IGMG Genel Sekreteri, Alman tarihi dikkate alındığında kitlesel suçlamanın çok geçmişlerde kalmış olması gerektiğini ifade ettiği açıklamasında, IGMG’nin terör ve şiddete bakış açısının da her zaman çok açık olduğunu dile getirdi. Mete, “Terör ve şiddeti, kim kime karşı yaparsa yapsın, lanetliyoruz. IGMG olarak, barış ve adaletin dinimizin özelliği olduğuna inanıyoruz. Bunu da her zaman gündeme getiriyoruz.” dedi.

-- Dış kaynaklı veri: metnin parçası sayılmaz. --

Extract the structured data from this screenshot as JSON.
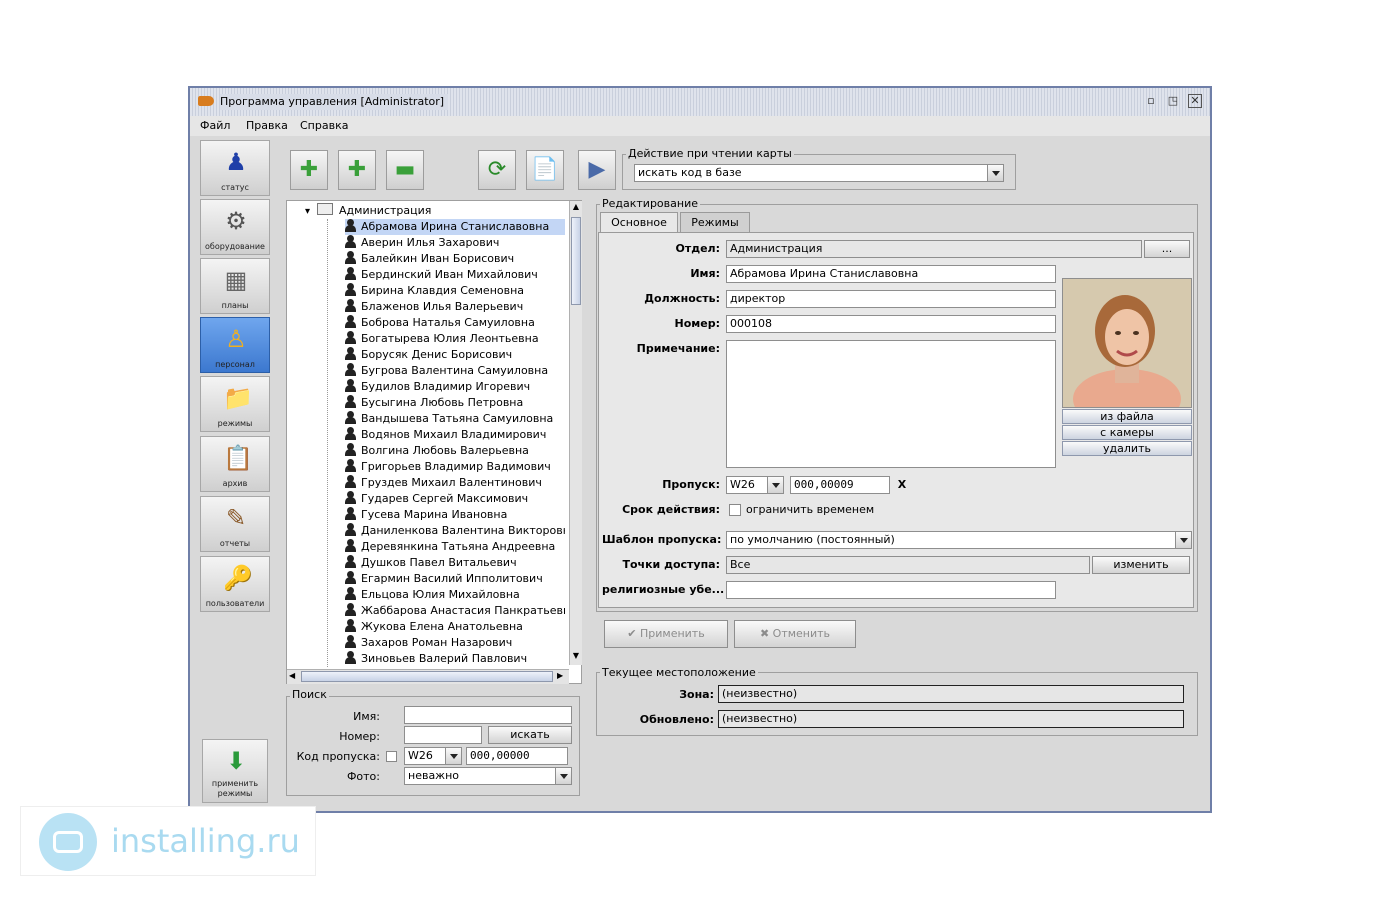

“Farklı Ülkelerle Eş Zamanlı Bağ Normaldir”

IGMG cemaatinin kendilerini Türkiye ile özdeşleştirip özdeşleştirmediği yönündeki bir soruya da cevap veren Ali Mete “Evet, ben de özdeşleştiriyorum. Benim Türkiye’de akrabalarım var. Annem ve babam zamanlarının bir kısmını emekli olarak orada geçiriyorlar ama sonra torunları olduğu için buraya geri geliyorlar.” açıklamasında bulundu.

Ali Mete günümüzde insanların farklı ülkelerle eş zamanlı bağlarının olmasının çok normal olduğuna da vurgu yaptı. Mete: “Kimisi burayı ikinci vatanı, kimisi ise bazıları ise kendi vatanı olarak görüyor. Türk misafir işçiler tarafından kurulan bir kuruluş olarak mensuplarımızın çoğunun kendilerini Türkiye’ye bağlı hissetmesi normaldir. Ben ise, kendimi Almanya ile aynı derecede özdeşleştiriyorum, belki daha da fazla.”

“Yahudi ve İslam Düşmanlığı Aynı Çirkin Madalyonun İki Yüzüdür”

IGMG’de antisemitizmin ne kadar problem olduğu şeklindeki bir soruya da cevap veren Ali Mete, İslam düşmanlığı ile Yahudi düşmanlığının aynı çirkin madalyonun iki yüzü olduğunu, nerede bir sinagoga saldırı olursa bunun camileri de tehlikeye attığını veya nerede bir camiye saldırı olursa aynı şekilde sinagogların da tehlikede olduğunu açıkladı. Ali Mete “Toplumun geniş kesimlerinde olduğu gibi Müslümanlar arasında da antisemitizmin bulunabileceğini ancak IGMG olarak, her türlü ırkçılığa karşı olduğu gibi Yahudi düşmanlığına karşı da tavır koyduklarını söyledi.

“Yahudi Düşmanlığı İthal Değil, Yerlidir”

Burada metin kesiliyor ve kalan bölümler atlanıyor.